Un accord-cadre pour établir une feuille de route commune
« Ce premier accord-cadre avec une PME française souligne que l’innovation et la recherche irriguent l’ensemble du tissu économique français », se réjouit Patrizia Borghetti, responsable des partenariats industriels stratégiques au CNRS. « Cet accord-cadre s’inscrit dans la continuité des relations de confiance établies depuis quelques années entre les laboratoires sous tutelle du CNRS et LINAGORA, avec qui nous partageons notre engagement en faveur du développement et de l’utilisation du logiciel libre, déclare Antoine Petit, PDG du CNRS. Il est également en phase avec le nouveau programme du CNRS de valorisation des logiciels libres, baptisé OPEN. LINAGORA nous fait bénéficier de toute son expérience en participant à la sélection des projets OPEN. »

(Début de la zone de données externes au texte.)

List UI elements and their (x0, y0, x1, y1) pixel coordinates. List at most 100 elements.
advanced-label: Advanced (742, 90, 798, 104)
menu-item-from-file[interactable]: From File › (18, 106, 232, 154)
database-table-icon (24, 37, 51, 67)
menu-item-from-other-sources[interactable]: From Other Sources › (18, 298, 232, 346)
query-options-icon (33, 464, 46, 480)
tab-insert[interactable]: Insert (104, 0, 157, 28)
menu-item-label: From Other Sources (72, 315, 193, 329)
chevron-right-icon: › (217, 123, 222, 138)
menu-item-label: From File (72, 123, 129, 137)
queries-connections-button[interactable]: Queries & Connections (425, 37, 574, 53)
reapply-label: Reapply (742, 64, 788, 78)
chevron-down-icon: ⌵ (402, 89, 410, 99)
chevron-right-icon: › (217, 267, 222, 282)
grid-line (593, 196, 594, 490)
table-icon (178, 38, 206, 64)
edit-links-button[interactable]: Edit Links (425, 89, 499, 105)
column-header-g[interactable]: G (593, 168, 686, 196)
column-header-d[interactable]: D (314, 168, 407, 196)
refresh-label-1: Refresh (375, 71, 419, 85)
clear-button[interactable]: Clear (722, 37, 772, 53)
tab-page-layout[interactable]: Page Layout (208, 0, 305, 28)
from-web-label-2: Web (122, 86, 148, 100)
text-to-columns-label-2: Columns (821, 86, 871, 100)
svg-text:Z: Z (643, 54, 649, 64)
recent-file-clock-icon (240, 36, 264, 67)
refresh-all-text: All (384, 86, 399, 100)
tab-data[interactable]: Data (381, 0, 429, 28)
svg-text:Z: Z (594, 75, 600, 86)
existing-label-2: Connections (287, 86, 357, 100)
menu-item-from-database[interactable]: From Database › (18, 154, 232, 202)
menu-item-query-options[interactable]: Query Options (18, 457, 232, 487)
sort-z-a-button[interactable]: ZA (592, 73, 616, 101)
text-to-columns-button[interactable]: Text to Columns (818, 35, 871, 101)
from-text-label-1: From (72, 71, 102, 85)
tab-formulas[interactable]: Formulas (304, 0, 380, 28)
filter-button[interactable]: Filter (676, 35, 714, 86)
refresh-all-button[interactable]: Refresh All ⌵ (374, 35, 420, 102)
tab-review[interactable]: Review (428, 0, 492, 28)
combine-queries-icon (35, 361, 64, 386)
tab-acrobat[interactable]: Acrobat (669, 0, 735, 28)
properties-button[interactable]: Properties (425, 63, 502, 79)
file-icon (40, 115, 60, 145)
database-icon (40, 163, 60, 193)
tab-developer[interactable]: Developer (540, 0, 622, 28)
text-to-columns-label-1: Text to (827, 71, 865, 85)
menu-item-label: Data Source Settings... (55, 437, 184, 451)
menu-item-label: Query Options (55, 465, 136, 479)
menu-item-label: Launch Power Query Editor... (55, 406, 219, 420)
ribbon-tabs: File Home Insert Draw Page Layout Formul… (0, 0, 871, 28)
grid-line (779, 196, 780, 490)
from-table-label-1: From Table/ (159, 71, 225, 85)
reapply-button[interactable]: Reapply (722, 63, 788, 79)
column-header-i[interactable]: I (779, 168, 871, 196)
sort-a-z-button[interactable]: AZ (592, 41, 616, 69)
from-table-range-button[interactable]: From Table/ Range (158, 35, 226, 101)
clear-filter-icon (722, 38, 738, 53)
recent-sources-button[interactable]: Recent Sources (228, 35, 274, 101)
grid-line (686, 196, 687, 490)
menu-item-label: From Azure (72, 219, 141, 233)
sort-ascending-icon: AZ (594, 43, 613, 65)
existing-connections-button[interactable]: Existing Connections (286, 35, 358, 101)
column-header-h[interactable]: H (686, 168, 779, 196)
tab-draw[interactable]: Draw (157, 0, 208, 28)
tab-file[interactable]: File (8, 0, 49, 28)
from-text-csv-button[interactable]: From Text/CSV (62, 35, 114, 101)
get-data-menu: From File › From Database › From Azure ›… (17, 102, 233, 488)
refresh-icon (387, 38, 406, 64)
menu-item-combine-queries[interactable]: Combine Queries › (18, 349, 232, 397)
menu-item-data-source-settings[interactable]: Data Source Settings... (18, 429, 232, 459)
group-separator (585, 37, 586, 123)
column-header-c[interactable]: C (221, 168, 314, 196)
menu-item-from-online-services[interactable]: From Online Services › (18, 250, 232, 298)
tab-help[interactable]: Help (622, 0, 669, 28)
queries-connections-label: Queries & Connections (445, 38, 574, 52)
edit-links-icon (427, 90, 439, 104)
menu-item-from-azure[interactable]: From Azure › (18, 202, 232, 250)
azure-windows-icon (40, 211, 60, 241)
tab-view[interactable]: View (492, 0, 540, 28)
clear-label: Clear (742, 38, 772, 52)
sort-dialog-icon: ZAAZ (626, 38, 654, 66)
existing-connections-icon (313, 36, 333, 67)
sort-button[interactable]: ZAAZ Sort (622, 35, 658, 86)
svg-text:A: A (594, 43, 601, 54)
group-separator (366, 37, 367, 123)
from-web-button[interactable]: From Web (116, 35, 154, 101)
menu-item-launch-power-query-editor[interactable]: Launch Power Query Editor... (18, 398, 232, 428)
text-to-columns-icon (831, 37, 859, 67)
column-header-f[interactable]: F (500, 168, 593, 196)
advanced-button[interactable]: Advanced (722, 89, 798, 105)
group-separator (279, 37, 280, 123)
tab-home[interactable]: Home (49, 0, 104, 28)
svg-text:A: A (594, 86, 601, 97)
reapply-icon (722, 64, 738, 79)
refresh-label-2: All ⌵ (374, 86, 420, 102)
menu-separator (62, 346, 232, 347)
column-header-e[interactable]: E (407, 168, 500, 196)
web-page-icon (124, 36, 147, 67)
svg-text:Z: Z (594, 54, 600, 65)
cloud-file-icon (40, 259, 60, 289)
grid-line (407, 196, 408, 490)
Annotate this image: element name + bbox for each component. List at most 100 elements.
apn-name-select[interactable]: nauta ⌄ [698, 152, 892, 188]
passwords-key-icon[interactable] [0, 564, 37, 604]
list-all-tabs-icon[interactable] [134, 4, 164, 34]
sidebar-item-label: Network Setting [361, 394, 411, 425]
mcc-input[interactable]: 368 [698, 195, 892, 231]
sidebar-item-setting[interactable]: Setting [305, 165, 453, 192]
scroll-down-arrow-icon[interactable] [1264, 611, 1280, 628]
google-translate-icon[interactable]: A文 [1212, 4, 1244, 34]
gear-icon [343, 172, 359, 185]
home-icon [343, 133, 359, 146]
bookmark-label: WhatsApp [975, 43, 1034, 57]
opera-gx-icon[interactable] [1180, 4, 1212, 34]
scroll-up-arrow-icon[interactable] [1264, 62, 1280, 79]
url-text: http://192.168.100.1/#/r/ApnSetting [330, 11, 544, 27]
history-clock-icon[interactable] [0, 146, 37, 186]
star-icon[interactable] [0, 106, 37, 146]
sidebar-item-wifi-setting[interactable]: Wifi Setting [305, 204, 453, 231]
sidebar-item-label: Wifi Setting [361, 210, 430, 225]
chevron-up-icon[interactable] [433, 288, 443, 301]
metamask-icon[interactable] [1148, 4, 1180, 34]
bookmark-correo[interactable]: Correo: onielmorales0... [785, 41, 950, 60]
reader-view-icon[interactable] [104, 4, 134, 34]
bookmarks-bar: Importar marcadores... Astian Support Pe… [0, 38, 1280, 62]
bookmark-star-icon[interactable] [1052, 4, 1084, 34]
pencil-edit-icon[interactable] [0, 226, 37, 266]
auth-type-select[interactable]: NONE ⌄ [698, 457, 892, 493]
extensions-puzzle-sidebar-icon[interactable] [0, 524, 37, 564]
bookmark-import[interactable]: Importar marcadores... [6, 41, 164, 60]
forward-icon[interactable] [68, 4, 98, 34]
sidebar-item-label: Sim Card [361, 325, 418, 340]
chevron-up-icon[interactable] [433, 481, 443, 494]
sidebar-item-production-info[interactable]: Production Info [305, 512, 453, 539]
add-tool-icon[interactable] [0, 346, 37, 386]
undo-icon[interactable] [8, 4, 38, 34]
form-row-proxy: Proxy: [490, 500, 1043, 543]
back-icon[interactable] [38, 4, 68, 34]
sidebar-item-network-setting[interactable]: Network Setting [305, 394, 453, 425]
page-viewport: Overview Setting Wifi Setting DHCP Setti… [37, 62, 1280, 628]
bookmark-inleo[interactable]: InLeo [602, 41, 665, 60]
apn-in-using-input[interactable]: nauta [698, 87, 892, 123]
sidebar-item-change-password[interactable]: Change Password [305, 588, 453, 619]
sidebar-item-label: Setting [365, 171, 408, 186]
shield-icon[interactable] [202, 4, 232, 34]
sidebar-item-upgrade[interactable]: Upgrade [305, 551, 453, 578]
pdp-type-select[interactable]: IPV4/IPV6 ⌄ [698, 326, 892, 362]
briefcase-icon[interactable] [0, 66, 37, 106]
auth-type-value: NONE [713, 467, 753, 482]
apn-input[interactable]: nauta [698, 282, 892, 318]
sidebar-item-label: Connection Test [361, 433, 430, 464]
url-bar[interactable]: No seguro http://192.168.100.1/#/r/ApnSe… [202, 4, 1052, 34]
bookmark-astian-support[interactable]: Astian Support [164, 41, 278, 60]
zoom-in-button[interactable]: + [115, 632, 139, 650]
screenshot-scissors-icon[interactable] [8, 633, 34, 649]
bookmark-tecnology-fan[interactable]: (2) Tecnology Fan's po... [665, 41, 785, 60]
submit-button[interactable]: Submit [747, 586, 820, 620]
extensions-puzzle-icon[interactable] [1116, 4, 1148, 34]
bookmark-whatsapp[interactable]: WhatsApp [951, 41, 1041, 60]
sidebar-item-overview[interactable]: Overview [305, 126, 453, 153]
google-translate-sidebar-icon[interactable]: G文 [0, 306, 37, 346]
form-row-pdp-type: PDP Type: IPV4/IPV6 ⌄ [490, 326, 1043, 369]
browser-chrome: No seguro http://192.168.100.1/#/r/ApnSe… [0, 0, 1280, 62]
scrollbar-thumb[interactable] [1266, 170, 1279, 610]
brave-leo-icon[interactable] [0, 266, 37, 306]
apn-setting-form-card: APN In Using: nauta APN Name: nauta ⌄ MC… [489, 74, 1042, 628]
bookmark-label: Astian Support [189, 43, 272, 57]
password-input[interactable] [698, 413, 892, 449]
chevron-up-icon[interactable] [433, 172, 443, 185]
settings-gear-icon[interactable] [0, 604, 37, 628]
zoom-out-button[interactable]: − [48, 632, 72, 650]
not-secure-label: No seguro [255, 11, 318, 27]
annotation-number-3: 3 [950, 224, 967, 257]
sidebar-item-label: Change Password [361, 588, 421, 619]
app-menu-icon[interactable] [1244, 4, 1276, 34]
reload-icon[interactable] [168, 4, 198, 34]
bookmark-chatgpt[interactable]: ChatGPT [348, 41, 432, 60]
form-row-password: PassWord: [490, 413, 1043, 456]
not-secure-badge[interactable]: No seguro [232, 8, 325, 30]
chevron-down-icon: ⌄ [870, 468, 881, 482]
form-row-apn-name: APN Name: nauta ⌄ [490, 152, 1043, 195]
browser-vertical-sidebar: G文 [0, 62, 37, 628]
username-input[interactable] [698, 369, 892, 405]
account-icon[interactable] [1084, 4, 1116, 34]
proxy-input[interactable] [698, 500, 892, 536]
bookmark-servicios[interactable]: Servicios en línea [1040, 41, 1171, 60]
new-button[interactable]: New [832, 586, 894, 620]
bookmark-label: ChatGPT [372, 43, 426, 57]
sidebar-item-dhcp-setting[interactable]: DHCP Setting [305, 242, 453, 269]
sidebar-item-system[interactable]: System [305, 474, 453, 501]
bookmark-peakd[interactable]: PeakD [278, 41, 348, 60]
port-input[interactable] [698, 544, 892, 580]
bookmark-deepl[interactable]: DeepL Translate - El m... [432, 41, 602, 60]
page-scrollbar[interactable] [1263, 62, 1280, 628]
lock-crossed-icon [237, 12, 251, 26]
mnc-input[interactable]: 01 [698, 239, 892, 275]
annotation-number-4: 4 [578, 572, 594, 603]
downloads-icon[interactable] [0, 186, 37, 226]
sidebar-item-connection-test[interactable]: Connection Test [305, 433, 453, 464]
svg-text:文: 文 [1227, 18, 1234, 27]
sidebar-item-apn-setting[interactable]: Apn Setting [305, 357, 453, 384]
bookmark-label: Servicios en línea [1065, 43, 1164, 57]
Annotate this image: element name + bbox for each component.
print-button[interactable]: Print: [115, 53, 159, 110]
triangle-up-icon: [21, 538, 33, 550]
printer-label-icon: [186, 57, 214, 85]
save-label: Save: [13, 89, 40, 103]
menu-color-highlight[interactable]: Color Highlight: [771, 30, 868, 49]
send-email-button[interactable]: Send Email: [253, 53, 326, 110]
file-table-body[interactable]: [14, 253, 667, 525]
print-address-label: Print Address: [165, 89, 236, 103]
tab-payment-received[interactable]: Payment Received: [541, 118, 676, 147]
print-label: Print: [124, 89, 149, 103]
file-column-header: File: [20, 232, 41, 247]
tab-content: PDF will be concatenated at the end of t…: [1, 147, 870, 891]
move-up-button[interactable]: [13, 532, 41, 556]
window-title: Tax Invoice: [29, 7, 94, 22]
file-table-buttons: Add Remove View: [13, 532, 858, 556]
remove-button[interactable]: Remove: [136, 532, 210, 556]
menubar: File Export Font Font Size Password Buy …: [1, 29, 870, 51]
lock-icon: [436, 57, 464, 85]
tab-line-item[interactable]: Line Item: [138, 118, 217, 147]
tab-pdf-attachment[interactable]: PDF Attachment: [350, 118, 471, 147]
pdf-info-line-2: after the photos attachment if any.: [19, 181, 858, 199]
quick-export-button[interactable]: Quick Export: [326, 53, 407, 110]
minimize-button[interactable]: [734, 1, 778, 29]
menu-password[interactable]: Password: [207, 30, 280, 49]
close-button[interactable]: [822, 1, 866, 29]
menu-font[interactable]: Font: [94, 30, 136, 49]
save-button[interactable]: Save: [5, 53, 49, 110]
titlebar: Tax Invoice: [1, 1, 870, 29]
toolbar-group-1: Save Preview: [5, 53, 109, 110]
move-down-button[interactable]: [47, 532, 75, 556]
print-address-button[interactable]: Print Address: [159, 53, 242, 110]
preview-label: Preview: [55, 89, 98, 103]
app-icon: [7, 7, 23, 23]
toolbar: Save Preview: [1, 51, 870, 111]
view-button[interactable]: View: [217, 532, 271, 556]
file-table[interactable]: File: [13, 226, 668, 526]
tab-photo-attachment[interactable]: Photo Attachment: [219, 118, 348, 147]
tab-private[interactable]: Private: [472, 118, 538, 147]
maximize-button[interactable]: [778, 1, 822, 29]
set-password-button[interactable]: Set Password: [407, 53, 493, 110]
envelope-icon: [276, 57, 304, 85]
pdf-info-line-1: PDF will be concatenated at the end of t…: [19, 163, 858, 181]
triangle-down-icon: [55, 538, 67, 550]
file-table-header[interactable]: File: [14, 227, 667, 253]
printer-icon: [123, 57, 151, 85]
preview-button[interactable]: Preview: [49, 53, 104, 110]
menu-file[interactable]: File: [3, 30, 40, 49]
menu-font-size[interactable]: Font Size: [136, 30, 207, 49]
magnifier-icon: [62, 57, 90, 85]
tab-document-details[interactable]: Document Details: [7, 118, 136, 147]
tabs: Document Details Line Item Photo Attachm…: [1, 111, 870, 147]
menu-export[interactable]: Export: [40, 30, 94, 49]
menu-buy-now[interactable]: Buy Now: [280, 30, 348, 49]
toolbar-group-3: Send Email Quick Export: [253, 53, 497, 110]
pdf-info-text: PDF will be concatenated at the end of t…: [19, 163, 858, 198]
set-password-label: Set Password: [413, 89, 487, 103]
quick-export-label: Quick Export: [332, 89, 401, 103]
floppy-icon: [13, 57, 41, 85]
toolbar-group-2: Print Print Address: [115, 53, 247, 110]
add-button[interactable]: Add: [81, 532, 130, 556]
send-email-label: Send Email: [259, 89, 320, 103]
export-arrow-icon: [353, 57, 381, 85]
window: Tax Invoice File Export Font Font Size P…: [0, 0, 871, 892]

L’accord-cadre entre LINAGORA et le CNRS a aussi permis d’établir une feuille de route, avec des axes sur le développement des environnements numérique de travail du futur, des infrastructures numériques souveraines et de l’IA générative open source et de confiance. L’IA compte d’ailleurs parmi les six grands défis sociétaux identifiés par le Contrat d’objectifs et de performance (COP) du CNRS. « Nous arrivons à un moment où la valorisation de nos résultats scientifiques passe de plus en plus par le partage des connaissances, tels que les logiciels libres, les bases des données ou les modèles d’IA pré-entrainés. Il y a déjà des collaborations avec plusieurs de nos laboratoires, mais la signature de cet accord-cadre permet de passer à un niveau supérieur avec l’un des principaux acteurs du logiciel libre en France : Linagora. Nous allons apporter des réponses ensemble à des défis importants, liés à l’IA de confiance et souveraine » explique Adeline Nazarenko, directrice de CNRS Sciences informatiques
Signe de l’intérêt suscité par ces sujets, la cérémonie du 26 février était placée sous le haut patronage du Président de la République française, du Ministre de l’Économie, des Finances et de la Souveraineté industrielle et numérique et de la Ministre de l’Enseignement supérieur et de la Recherche.
« Nous pensons que la meilleure façon de concurrencer les géants du numérique consiste à réunir la puissance de la recherche académique et industrielle, affirme Michel-Marie Maudet. Il n’y a pas de secret, développer de vraies IA génératives open source, souveraines et maîtrisées par des acteurs français ne pourra se faire sans le soutien de la recherche académique. Nous construisons ensemble des outils opérationnels pour répondre à ces enjeux, notamment formulés par le gouvernement depuis l’an dernier. »
Par exemple, pour qu’une IA de type LLM soit réellement open source, le jeu de données sur lequel l’IA s’entraîne doit l’être aussi. Or ce n’est généralement pas le cas, y compris chez des modèles pourtant présentés comme ouverts. LINAGORA, avec le soutien de la communauté OpenLLM France, mène pour cela une collecte de données d’entraînement éthique, qui respecte en particulier la réglementation européenne. Une étape essentielle pour poursuivre la feuille de route de ses objectifs aux côtés du CNRS.
[1] Grand modèle de langage pour tous.